When the hailstorm abated slightly, Dolly and I made our way to the post office in Crown Street, bought a couple of stamped envelopes and posted our applications. We said goodbye in the vestibule, wished each other luck and went our separate ways. That was the last time I ever saw Dolly. I often wonder what happened to her. Catching colds is not exactly a long term career choice after all.
A week or so later, an official looking letter with a London postmark arrived at my flat. By that time, I had almost forgotten about the SCEA application, never thinking for a minute that it might bear fruit. I opened it expecting to find a circular persuading me to part with money. My heart went into overdrive when I realised that it was an invitation to attend an interview for a teaching post at a school in Malta.
The interview was short and sweet. It turned out that that particular school in Malta had been looking for a teacher with my specialist qualifications for two years until I arrived on the scene, thanks to Dolly Morrison. The post was mine if I wanted it, pending the usual formalities and security clearance.

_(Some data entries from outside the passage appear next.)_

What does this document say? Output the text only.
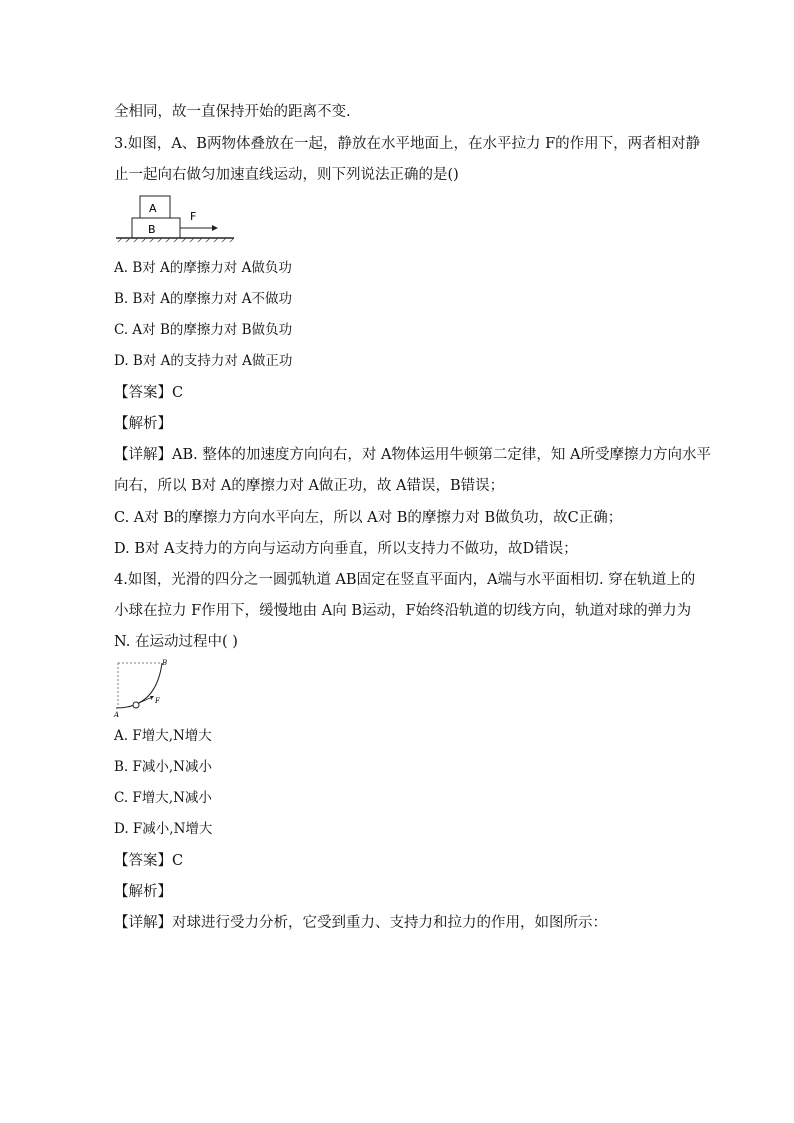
全相同，故一直保持开始的距离不变.
3.如图，A、B两物体叠放在一起，静放在水平地面上，在水平拉力 F的作用下，两者相对静
止一起向右做匀加速直线运动，则下列说法正确的是()
A
B
F
A. B对 A的摩擦力对 A做负功
B. B对 A的摩擦力对 A不做功
C. A对 B的摩擦力对 B做负功
D. B对 A的支持力对 A做正功
【答案】C
【解析】
【详解】AB. 整体的加速度方向向右，对 A物体运用牛顿第二定律，知 A所受摩擦力方向水平
向右，所以 B对 A的摩擦力对 A做正功，故 A错误，B错误；
C. A对 B的摩擦力方向水平向左，所以 A对 B的摩擦力对 B做负功，故C正确；
D. B对 A支持力的方向与运动方向垂直，所以支持力不做功，故D错误；
4.如图，光滑的四分之一圆弧轨道 AB固定在竖直平面内，A端与水平面相切. 穿在轨道上的
小球在拉力 F作用下，缓慢地由 A向 B运动，F始终沿轨道的切线方向，轨道对球的弹力为
N. 在运动过程中( )
A
B
F
A. F增大,N增大
B. F减小,N减小
C. F增大,N减小
D. F减小,N增大
【答案】C
【解析】
【详解】对球进行受力分析，它受到重力、支持力和拉力的作用，如图所示：
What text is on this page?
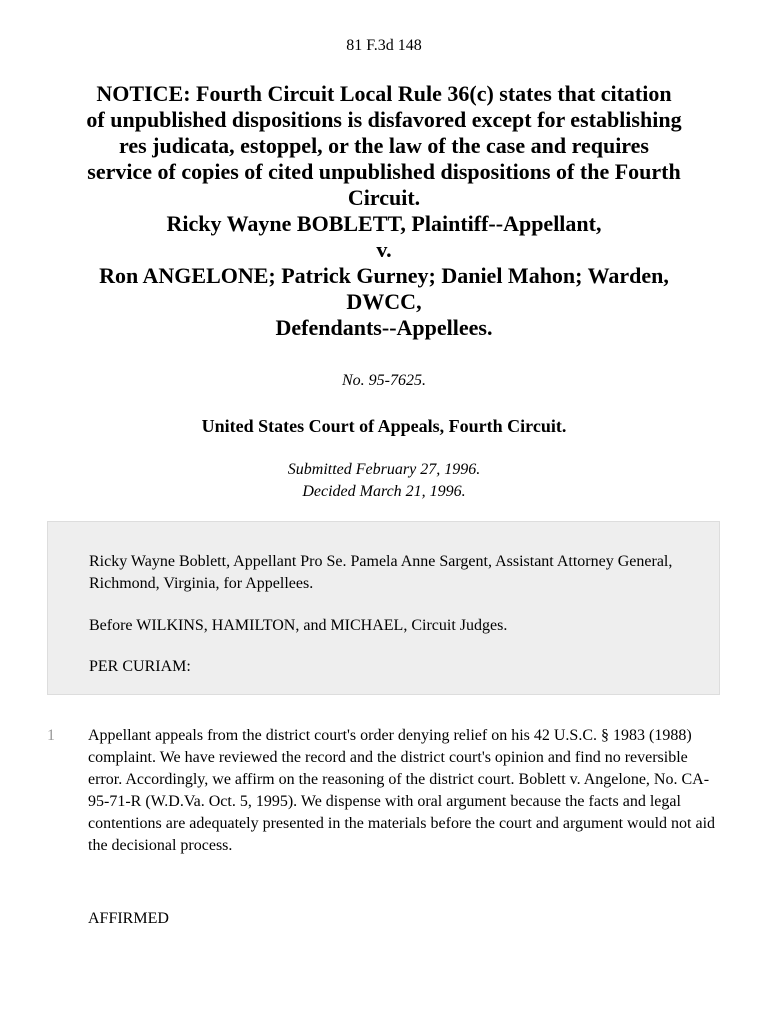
81 F.3d 148
NOTICE: Fourth Circuit Local Rule 36(c) states that citation
of unpublished dispositions is disfavored except for establishing
res judicata, estoppel, or the law of the case and requires
service of copies of cited unpublished dispositions of the Fourth
Circuit.
Ricky Wayne BOBLETT, Plaintiff--Appellant,
v.
Ron ANGELONE; Patrick Gurney; Daniel Mahon; Warden,
DWCC,
Defendants--Appellees.
No. 95-7625.
United States Court of Appeals, Fourth Circuit.
Submitted February 27, 1996.
Decided March 21, 1996.

Ricky Wayne Boblett, Appellant Pro Se. Pamela Anne Sargent, Assistant Attorney General, Richmond, Virginia, for Appellees.

Before WILKINS, HAMILTON, and MICHAEL, Circuit Judges.

PER CURIAM:

1 Appellant appeals from the district court's order denying relief on his 42 U.S.C. § 1983 (1988) complaint. We have reviewed the record and the district court's opinion and find no reversible error. Accordingly, we affirm on the reasoning of the district court. Boblett v. Angelone, No. CA-95-71-R (W.D.Va. Oct. 5, 1995). We dispense with oral argument because the facts and legal contentions are adequately presented in the materials before the court and argument would not aid the decisional process.

AFFIRMED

On the train back to Scotland, I had time to think about the previous few weeks. The series of events and coincidences that led me to this point in my life were quite astounding. Was it just a case of recognising an opportunity when one arose and grabbing it? Or were unseen forces at work? One thing had led so neatly to the next. If I had not met Dolly that day, and at that moment in such inclement weather: if we had not gone for a coffee and a chat: if she had not decided against filling in the SCEA form and given it to me instead: if I had not put Malta as my first choice, an escape route from a job I loathed may never have presented itself. Living and working on my island in the sun was not such a pipedream after all. It happened and I loved every minute. Thank you Dolly Morrison. I’ll buy you another coffee anytime you like, wherever you are.